Roland: When we started development we focussed more on the sandbox, more on player mechanics, wingsuiting, parachuting and grappling. We wanted that to be fun and funny and enjoyable and just…once players get an hour and a half into the game or so, a lot of them get caught up with grappling people to walls and cars and messing around, right? So to get them there, people are so used to playing games that kind of handhold them a little bit, and we had to create that experience for the non-Just Cause players, because we’re hoping that for Just Cause 3, we’ve learned our lessons from 1 and 2 and hopefully 3 brings all of that together and allows us to really make a massive, awesome world. And so in that experience let’s make a story that’s reminiscent of the 80s action movies, great one-liners and focusses on the characters as well, you get to meet Rico’s friends because he’s coming back to the place he grew up as a kid, and in coming back to that place you grew up you can also have friends that mess with you in the way that they used to mess with you when you were like, 12, and we all have those friends and there’s nothing you can do, there’s no amount of fame or anything else that comes into your life where that person’s gonna give a shit about it, right?
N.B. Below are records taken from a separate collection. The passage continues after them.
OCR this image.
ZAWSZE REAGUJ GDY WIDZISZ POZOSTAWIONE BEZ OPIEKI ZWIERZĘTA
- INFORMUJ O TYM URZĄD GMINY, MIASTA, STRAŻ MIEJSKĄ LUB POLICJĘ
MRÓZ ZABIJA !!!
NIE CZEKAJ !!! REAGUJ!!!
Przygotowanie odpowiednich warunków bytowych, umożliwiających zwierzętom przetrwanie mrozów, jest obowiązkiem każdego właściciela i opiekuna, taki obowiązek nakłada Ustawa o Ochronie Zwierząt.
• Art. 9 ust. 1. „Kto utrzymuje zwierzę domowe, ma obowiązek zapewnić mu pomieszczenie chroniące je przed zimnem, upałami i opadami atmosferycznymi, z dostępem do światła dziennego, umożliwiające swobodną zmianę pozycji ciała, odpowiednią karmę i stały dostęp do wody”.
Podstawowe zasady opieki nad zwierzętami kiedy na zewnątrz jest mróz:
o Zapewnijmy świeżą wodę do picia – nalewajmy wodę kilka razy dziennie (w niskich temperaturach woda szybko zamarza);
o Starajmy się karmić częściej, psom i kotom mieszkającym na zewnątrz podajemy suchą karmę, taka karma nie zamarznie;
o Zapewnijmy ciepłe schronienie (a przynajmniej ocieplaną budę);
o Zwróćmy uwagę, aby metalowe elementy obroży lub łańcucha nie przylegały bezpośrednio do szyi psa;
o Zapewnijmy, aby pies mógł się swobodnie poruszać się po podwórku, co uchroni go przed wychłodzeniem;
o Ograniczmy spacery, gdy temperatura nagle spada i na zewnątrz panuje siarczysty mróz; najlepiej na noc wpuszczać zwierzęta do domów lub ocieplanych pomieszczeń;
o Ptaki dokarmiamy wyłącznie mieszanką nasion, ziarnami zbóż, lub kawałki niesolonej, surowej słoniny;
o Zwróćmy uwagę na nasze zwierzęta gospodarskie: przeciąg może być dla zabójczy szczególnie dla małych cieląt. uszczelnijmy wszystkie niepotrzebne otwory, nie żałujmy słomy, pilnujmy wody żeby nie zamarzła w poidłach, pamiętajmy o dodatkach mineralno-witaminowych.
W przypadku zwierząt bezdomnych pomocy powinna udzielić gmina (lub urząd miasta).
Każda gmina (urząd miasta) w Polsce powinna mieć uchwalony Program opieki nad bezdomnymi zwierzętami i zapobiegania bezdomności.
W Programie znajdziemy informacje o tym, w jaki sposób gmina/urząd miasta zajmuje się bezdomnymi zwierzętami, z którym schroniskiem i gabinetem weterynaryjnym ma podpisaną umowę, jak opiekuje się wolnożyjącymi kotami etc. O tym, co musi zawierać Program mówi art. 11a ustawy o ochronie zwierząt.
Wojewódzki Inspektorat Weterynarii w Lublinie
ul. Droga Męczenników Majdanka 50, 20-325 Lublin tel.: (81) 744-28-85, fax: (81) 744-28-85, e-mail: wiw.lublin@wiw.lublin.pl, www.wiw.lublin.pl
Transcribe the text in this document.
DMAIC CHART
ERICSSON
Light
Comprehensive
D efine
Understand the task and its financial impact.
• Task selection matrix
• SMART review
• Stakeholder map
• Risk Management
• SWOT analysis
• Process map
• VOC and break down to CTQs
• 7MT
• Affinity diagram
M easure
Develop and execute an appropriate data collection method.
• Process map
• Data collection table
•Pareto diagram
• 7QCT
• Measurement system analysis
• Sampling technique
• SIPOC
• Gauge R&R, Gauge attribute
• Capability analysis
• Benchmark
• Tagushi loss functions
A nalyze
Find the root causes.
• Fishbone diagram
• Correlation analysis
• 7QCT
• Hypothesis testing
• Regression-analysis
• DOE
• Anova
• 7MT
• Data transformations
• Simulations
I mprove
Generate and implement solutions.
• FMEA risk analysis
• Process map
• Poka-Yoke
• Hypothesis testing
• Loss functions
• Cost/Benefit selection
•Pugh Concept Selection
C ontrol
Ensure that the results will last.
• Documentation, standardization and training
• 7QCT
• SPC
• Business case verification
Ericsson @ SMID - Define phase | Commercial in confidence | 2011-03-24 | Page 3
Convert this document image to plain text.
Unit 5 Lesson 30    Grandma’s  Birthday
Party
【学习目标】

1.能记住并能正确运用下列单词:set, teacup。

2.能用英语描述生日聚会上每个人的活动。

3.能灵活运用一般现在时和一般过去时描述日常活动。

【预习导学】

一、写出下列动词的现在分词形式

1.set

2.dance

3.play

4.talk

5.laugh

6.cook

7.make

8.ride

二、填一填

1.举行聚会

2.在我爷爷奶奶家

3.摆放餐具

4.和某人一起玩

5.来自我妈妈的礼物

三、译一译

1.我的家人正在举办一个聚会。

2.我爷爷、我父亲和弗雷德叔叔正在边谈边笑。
So you really wanna create a story that explores who Rico is. And Rico’s a bit stiff and “I’m an action hero” in the beginning, and by the end he’s kind of softened and gathered around him a group of people who join him in the revolution and help him overthrow the dictator. And we actually put a tiny element inside of it for those who want to get through the story where Rico actually cares what happens to this island after the dictator is deposed. And that’s a kind of an interesting twist that we haven’t really done before in the story, where Rico cares about the people, about the island, about the revolution for longer than just arriving to blow stuff up. Hopefully it works, hopefully people are enjoying it and having a few laughs during cut scenes.

RC: Well from everything I’ve seen so far, everyone seems to be really positive with what they’ve seen, I’ve seen a lot of big media sites talking about how much they’re looking forward to it.

Roland: We’ll that’s a pretty amazing feeling, you work so long and so hard on something and there’s always that thing of, “We like it here, and we all think it’s fun and funny and enjoying ourselves – are we just crazy and living in a little bubble and will it work?” and Square and Adam’s PR campaign and they were like “Let’s let YouTubers play a game early.” And if you’re a dev, the idea of letting your code out to people early is a frightening, crazy thing, cause you’re like “But, you know, I haven’t finished that” and “But I need to polish this corner” and then what we found was that people were laughing and having fun and you see the beginning of the mixture of the YouTube generation right not, there’s a whole group of people out there that are entertaining themselves through YouTube and just playing games and it’s fun watching people and this game is really built for that, it’s as enjoyable to watch as it is to play, and that’s pretty cool, so fingers crossed that people love it as much as we’ve loved making it, and we’ll see where it goes on December 1st.

 

Just Cause 3 will be available for PC, PlayStation 4 and Xbox One on December 1st.